La marée noire qui se déplace depuis plus d'un mois dans le golfe du Mexique était très proche mercredi des côtes de Floride, qu'elle pourrait atteindre d'ici le week-end, alors que les robots poursuivent leur délicat travail sous-marin pour contrôler la fuite.

Mis à jour le 2 juin 2010
Patrick Baert AGENCE FRANCE-PRESSE

Selon les garde-côtes, des nappes isolées de pétrole se trouvaient mercredi matin à une dizaine de kilomètres des plages de Pensacola, un important lieu de villégiature du nord-ouest de la Floride.

Ce sont «des milliers de boulettes» de pétrole qui s'approchent dangereusement des plages, a déclaré dans une conférence de presse le gouverneur de Floride, Charlie Crist, ajoutant que les côtes risquaient d'être touchées «dans la semaine».

Jusqu'ici, toutes les tentatives du groupe pétrolier BP pour contenir ou arrêter la pire marée noire de l'histoire américaine ont échoué, depuis le naufrage de la plateforme Deepwater Horizon le 22 avril.

Pour contenir la fuite, les ingénieurs de l'entreprise britannique comptent désormais y apposer un «entonnoir» censé récupérer le brut qui s'écoule à 1 500 mètres de profondeur pour le stocker sur un bateau qui mouille en surface.

Ils ont réalisé la première phase de cette opération consistant à sectionner une portion de l'oléoduc relié au puits de pétrole mardi soir, à l'aide de robots sous-marins.

Ils devaient procéder mercredi à une deuxième coupe au point de jonction entre l'oléoduc et la tête de la valve, avec une scie en diamant, afin d'obtenir une coupe aussi parfaite que possible pour que l'entonnoir puisse être installé proprement.

Mais, le commandant des garde-côtes américains, l'amiral Thad Allen, a indiqué mercredi matin au cours d'une conférence de presse que «la lame de la scie s'est retrouvée coincée dans le tuyau» et que les robots tentaient de la libérer.

Même si cette opération est couronnée de succès, il faudra attendre le mois d'août et la pose de puits de secours pour stopper la fuite.

Et les météorologistes de l'université du Colorado (ouest) prévoient désormais la formation de cinq ouragans «majeurs» cet été dans l'Atlantique nord, ce qui risque de fortement compliquer les opérations de nettoyage de la marée noire.

Selon les estimations de l'administration Obama, entre 72 millions et 113 millions de litres de brut se sont déjà écoulés dans la mer depuis le début de la catastrophe.

Le précieux écosystème des marais de Louisiane a notamment été touché. Des galettes de pétrole ont également été repérées dans le Mississippi et l'Alabama.

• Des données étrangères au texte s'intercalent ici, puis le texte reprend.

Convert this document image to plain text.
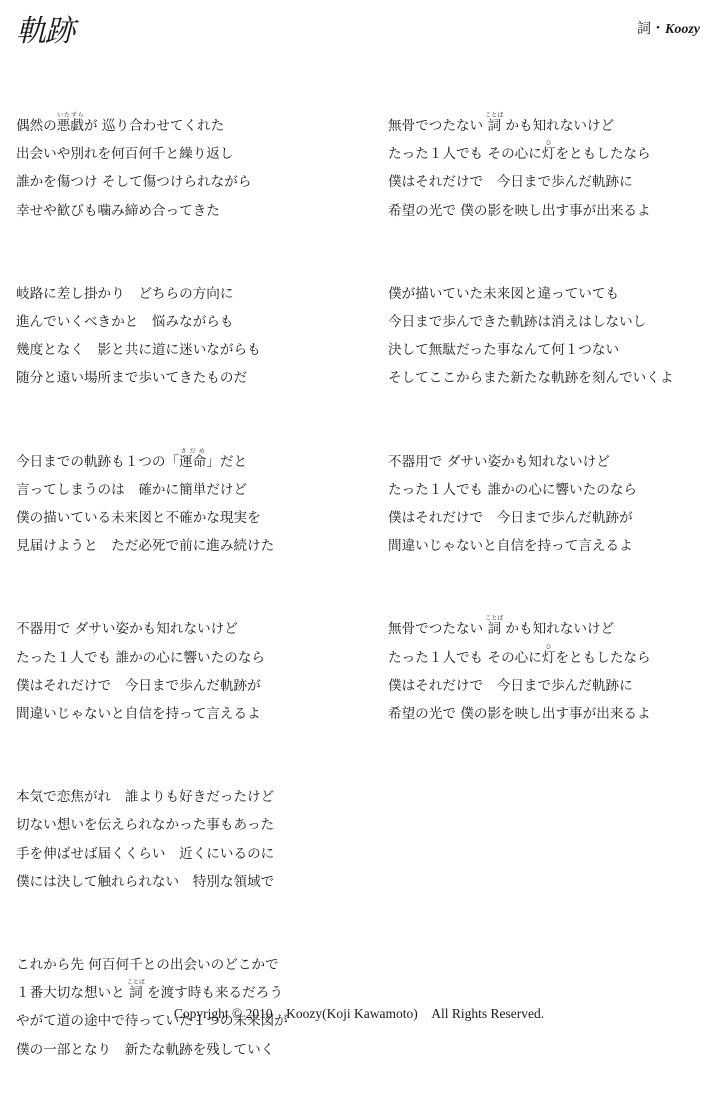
軌跡	詞・Koozy
偶然の悪戯いたずらが 巡り合わせてくれた
出会いや別れを何百何千と繰り返し
誰かを傷つけ そして傷つけられながら
幸せや歓びも噛み締め合ってきた
岐路に差し掛かり　どちらの方向に
進んでいくべきかと　悩みながらも
幾度となく　影と共に道に迷いながらも
随分と遠い場所まで歩いてきたものだ
今日までの軌跡も１つの「運命さだめ」だと
言ってしまうのは　確かに簡単だけど
僕の描いている未来図と不確かな現実を
見届けようと　ただ必死で前に進み続けた
不器用で ダサい姿かも知れないけど
たった１人でも 誰かの心に響いたのなら
僕はそれだけで　今日まで歩んだ軌跡が
間違いじゃないと自信を持って言えるよ
本気で恋焦がれ　誰よりも好きだったけど
切ない想いを伝えられなかった事もあった
手を伸ばせば届くくらい　近くにいるのに
僕には決して触れられない　特別な領域で
これから先 何百何千との出会いのどこかで
１番大切な想いと 詞ことば を渡す時も来るだろう
やがて道の途中で待っていた１つの未来図が
僕の一部となり　新たな軌跡を残していく
無骨でつたない 詞ことば かも知れないけど
たった１人でも その心に灯ひをともしたなら
僕はそれだけで　今日まで歩んだ軌跡に
希望の光で 僕の影を映し出す事が出来るよ
僕が描いていた未来図と違っていても
今日まで歩んできた軌跡は消えはしないし
決して無駄だった事なんて何１つない
そしてここからまた新たな軌跡を刻んでいくよ
不器用で ダサい姿かも知れないけど
たった１人でも 誰かの心に響いたのなら
僕はそれだけで　今日まで歩んだ軌跡が
間違いじゃないと自信を持って言えるよ
無骨でつたない 詞ことば かも知れないけど
たった１人でも その心に灯ひをともしたなら
僕はそれだけで　今日まで歩んだ軌跡に
希望の光で 僕の影を映し出す事が出来るよ
Copyright © 2010　Koozy(Koji Kawamoto)　All Rights Reserved.
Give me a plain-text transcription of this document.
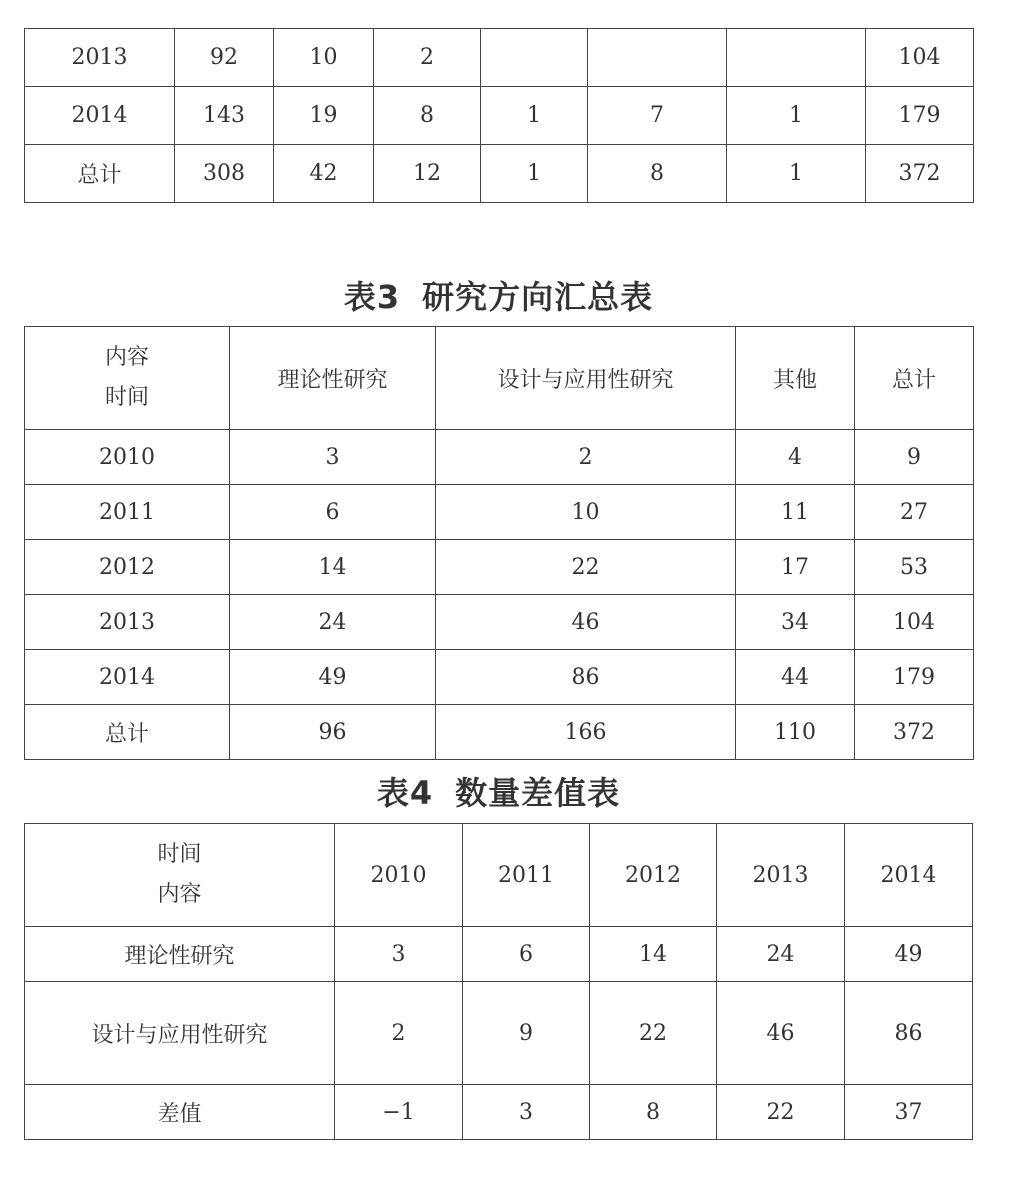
2013	92	10	2				104
2014	143	19	8	1	7	1	179
总计	308	42	12	1	8	1	372
表3 研究方向汇总表
内容
时间	理论性研究	设计与应用性研究	其他	总计
2010	3	2	4	9
2011	6	10	11	27
2012	14	22	17	53
2013	24	46	34	104
2014	49	86	44	179
总计	96	166	110	372
表4 数量差值表
时间
内容	2010	2011	2012	2013	2014
理论性研究	3	6	14	24	49
设计与应用性研究	2	9	22	46	86
差值	−1	3	8	22	37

L'interdiction de pêcher a été étendue par les autorités américaines à environ un tiers des eaux du golfe du Mexique et les bassins ostréicoles ainsi que les plages de Port Dauphin (Alabama) ont été fermés.

D'ores et déjà, les Etats-Unis ont ouvert une enquête judiciaire au civil et au pénal pour faire la lumière sur la marée noire.

Quant à BP, le groupe s'est effondré mardi à la Bourse de Londres, portant la chute de sa valeur à plus d'un tiers depuis le début de la marée noire, qui lui a coûté déjà plus d'un milliard de dollars.

Mercredi, BP a lancé une nouvelle campagne publicitaire pour redorer son blason aux États-Unis, s'offrant une pleine page dans les principaux quotidiens. Il a installé un immense village de tentes et de mobile-homes, afin d'accueillir le personnel qui lutte contre la marée noire à Port Fourchon (Louisiane).

Le président américain Barack Obama a promis mercredi de rallier des élus du Sénat à sa loi sur l'énergie et le climat, dont la nécessité a été mise en évidence selon lui par la «catastrophe» de la marée noire.